Jean-Paul Gavard-Perret, La chambre obscure

Jean-Paul Gavard-Perret, La chambre obscure

Jean-Paul Gavard-Perret  se livre et se délivre dans des textes aux métaphores qui nécessitent – le premier moment de surprise passé – une profonde réflexion.  Pour lui, la littérature, c’est la découverte de Samuel Beckett. « Trouver une forme qui accommode le désordre, telle est aujourd’hui la tâche de l’artiste », disait le dramaturge Irlandais . Jean-Paul Gavard-Perret l’a pris au mot. Mais il serait trop réducteur de ne parler que de littérature et d’oublier l’image. La Photographie permet à cet auteur de s’évader dans un univers de phantasmes, comme dans un immense kaléidoscope. La vraie vie est dans ces rectangles de papier, figée pour toujours et offerte à notre regard excité ou terrorisé. Pour Gavard-Perret, la Photographie dans sa quintessence statique est la littérature du regard,

Dans son livre, il précise combien – se frayant des chemins à travers des formes dites savantes ou purement discursives jusqu’à des formes simples – la photographie a toujours quelque chose de différent à montrer. Chez les photographes présent(e)s dans ce livre, le « déjà » vu disparaît. Ces créateurs ne se contentent pas de simples variations sur la répétition des découvertes du début de la photographie. Supplément d’image d’un côté, supplément de réalité  de l’autre, ils prouvent que l’imagination n’est pas morte.

Néanmoins, il est de bon ton actuellement de faire comme si tout en elle allait de soi et comme si les règles en vogue étaient parfaitement connues et admises. Il n’en demeure pas moins que, dans toutes ces options fortement enveloppées de technicité, on oublie que la photographie n’est pas un objet sans aspérité ni surprises et ne peut se prêter à toutes les manipulations.

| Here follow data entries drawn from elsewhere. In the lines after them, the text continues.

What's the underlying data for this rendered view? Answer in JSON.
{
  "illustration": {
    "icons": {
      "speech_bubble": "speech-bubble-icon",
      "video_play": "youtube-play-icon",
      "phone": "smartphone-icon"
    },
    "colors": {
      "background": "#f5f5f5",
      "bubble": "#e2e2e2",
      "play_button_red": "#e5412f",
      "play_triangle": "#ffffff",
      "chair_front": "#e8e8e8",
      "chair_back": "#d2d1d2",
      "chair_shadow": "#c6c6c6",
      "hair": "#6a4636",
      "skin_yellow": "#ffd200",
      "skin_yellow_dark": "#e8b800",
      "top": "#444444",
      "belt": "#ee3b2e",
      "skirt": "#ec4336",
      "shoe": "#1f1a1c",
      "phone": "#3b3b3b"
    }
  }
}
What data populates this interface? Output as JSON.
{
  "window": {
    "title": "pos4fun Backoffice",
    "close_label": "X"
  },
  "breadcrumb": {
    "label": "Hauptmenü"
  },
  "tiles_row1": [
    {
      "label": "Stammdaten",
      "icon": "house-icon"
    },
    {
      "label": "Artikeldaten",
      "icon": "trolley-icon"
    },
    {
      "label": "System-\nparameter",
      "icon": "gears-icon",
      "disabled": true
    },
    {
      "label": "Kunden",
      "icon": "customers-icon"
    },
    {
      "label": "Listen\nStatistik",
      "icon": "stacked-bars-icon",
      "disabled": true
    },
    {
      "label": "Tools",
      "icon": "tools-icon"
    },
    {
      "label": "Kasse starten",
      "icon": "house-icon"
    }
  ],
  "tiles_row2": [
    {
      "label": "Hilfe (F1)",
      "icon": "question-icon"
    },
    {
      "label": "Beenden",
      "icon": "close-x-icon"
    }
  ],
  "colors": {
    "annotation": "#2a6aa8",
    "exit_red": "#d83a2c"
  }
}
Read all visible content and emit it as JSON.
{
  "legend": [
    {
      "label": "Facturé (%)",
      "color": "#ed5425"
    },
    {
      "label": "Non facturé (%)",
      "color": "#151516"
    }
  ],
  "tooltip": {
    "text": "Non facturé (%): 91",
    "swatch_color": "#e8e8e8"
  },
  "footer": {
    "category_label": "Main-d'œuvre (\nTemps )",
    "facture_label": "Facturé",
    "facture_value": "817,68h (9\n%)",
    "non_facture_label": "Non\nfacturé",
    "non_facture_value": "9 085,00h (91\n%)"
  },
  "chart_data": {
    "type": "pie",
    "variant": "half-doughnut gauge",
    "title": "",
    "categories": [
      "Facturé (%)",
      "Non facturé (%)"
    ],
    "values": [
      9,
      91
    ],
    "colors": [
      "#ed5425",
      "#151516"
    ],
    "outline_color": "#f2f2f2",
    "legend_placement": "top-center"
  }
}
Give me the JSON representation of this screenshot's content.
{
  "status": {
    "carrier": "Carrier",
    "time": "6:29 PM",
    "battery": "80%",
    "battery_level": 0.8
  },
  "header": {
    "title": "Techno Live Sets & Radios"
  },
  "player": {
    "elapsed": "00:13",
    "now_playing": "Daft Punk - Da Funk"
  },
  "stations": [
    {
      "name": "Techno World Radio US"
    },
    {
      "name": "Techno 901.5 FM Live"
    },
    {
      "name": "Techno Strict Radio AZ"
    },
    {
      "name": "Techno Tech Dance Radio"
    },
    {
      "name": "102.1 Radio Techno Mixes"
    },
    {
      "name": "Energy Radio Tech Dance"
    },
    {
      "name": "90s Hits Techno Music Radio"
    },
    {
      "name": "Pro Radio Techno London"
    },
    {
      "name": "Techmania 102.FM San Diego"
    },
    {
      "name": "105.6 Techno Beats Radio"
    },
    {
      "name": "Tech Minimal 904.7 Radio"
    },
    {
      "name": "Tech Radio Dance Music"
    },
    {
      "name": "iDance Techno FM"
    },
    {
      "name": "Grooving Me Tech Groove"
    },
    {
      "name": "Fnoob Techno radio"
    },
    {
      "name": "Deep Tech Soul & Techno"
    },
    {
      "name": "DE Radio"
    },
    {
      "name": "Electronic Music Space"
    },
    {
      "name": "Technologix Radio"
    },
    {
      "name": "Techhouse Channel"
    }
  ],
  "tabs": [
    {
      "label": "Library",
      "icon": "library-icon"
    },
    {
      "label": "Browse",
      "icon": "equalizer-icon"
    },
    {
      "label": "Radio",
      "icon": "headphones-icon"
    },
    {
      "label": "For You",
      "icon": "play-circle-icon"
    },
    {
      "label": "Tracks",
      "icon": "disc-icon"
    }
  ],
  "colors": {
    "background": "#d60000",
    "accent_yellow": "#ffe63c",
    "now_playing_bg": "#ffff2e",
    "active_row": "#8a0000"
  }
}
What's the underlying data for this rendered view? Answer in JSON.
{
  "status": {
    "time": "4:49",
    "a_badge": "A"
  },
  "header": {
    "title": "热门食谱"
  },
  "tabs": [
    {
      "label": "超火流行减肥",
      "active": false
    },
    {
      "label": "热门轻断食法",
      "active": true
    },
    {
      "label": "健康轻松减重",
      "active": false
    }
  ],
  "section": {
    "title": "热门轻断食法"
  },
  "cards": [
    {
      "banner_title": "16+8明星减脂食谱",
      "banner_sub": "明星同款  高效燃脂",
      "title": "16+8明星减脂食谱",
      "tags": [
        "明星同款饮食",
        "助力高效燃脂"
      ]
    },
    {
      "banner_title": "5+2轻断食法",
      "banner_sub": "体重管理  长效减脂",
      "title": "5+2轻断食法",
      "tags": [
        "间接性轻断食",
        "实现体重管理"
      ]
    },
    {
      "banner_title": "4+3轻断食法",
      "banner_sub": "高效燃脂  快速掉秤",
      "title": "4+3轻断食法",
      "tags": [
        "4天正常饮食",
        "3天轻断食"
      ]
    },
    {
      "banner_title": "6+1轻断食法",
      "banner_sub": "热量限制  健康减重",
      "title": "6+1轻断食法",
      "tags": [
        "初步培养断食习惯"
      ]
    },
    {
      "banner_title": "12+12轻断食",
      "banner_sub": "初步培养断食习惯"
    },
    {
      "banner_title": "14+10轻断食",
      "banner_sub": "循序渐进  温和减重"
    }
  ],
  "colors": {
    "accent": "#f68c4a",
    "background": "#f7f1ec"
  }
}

La photographie placée du côté du faire et de l’étude est une pratique qui, avec le temps et ses « progress », ne se suffit pas d’une syntaxe à la Vaugelas. En effet, dans le domaine des images elle évolue. Si bien qu’au grammairien il faut préférer un Grévisse qui peut suivre des contraintes mais sans s’y plier tant, dans l’activité ambiguë du 8ème art, divers champs se croisent – social, politique, économique, etc. 

Mais les marques de son débordement poussent parfois son langage dans ses retranchements en rappelant ce qui arrive ici :  la vision photographique n’est pas là pour décliner du réel mais le métamorphoser. Contrairement à Roland Barthes s’appuyant sur ses expériences perceptives pour différentier la photographie des autres images, Jean-Paul Gavard-Perret s’éloigne à dessein de la distinction que l’auteur de « La chambre claire » élabore –  entre le « studium », qui réfère à un contenu référentiel donné, et le « punctum », qui renvoie à la perception d’un détail.
Pour l’auteur de ce nouvel essai, l’image photographique dévoile une valeur spatiale et esthétique bien plus qu’une temporalité et une attestation du réel. Et il en va de même, au gré de la valeur, des tonalités entre l’ombre et la lumière. Bref entre la perspective de Barthes et ce livre existent deux chambres à part. L’une en plein jour, l’autre avec une lampe de chevet.

Jean-Paul Gavard-Perret, La chambre obscure, Editions Douro, 2025, 112 p. – 13,00 €.